Copper futures on the Multi Commodity Exchange (MCX), which have been on a recovery ever since it took support at ₹700 in the final week of May, broke out of a key resistance at ₹725 a couple of weeks ago. This opened the room for more upside.
As per the charts, the nearest notable barrier that the copper futures could face is at ₹750 and therefore, a rally to this level is more likely. A breach of ₹750 can turn the medium-term trend positive.
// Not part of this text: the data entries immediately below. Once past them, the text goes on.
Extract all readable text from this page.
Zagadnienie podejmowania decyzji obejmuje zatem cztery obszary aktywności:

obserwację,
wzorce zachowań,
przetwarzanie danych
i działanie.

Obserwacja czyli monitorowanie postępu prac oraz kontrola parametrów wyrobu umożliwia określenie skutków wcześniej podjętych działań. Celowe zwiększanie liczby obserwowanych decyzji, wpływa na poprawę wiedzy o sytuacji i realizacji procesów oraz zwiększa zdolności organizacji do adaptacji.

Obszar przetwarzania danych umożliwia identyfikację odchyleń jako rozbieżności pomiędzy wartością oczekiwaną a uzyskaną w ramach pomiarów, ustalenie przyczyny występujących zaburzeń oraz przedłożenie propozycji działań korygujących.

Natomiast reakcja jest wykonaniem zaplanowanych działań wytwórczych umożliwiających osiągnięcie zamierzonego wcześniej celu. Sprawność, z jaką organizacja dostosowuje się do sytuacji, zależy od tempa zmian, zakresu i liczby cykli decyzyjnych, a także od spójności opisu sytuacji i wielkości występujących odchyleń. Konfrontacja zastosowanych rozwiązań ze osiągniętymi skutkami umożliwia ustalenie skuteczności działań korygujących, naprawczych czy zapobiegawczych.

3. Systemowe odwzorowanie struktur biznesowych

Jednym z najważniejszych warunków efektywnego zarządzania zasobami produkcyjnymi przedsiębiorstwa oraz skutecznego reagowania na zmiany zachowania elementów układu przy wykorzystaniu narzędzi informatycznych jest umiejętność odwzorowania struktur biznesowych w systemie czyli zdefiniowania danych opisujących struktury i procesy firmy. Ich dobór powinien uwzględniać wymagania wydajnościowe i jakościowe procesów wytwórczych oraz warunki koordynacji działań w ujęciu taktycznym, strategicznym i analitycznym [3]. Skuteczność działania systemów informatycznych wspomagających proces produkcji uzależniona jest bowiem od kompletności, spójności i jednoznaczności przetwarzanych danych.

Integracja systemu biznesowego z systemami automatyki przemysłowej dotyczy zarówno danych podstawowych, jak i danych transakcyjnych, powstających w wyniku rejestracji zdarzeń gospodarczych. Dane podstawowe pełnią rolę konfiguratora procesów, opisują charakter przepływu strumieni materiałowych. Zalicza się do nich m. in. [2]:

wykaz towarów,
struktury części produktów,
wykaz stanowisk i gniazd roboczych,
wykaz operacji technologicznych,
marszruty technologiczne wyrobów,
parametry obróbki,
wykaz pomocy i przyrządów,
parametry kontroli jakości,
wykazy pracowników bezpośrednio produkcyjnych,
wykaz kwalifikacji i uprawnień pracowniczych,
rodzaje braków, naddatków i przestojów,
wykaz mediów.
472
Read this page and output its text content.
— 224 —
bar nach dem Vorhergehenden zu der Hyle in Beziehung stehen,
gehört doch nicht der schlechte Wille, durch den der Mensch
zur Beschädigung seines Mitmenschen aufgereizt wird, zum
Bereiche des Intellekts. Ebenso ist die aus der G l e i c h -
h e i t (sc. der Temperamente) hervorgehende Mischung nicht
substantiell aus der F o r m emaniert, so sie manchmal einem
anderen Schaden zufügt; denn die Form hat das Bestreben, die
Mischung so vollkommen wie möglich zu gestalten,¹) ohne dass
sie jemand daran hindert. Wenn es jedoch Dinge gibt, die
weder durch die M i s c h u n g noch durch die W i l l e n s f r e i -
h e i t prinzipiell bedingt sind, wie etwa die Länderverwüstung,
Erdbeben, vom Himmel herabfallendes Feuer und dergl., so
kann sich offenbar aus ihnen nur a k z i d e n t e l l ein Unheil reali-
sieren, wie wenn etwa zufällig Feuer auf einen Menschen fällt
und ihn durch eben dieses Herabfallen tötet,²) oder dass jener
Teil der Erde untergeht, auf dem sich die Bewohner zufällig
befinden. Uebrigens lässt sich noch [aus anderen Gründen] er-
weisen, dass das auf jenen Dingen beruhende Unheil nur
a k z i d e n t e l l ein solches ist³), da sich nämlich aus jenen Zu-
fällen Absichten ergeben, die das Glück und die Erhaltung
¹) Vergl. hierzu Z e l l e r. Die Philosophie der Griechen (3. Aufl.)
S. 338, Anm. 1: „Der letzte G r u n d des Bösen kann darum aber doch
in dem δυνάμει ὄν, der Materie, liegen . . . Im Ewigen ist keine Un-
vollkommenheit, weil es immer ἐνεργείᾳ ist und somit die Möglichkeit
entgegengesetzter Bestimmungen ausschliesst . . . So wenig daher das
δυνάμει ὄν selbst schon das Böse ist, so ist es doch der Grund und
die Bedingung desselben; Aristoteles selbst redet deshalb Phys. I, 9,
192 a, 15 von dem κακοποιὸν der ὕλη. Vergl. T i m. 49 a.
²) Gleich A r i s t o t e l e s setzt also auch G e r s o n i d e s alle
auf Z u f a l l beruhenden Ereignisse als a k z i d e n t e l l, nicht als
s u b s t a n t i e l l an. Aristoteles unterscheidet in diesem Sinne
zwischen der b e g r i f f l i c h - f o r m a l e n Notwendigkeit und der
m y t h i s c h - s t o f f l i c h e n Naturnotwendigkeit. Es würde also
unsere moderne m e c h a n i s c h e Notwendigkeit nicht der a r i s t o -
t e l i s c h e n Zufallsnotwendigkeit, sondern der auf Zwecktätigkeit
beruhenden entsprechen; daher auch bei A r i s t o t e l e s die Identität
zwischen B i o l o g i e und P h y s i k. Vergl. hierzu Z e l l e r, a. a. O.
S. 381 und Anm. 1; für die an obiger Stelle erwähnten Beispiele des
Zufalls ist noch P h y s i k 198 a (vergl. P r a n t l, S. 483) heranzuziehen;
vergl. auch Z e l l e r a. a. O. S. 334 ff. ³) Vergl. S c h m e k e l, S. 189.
Also Read: Commodity calls. Copper futures hovering around a key resistance
If the contract falls from here, it can find support at ₹725. Since the contract fell last week to retest ₹725 level, the probability of a decline from the current level of ₹734 is low. But in case the bears gain traction and drag the contract below ₹725, expect the downswing to extend to ₹710 or even to ₹700.
Trade strategy
Last week, we recommended going long at ₹728 and we also said to add longs in case the price dips to ₹725. Since that minor dip in price occurred, traders would now be holding longs at an average price at ₹726.50. Stop-loss was suggested at ₹718.
One can hold these longs. But move the stop-loss from ₹718 to ₹723. Further, when the contract rallies past ₹738, modify the stop-loss to ₹730. When the contract touches ₹745, tighten the stop-loss further to ₹738. Book profits at ₹750.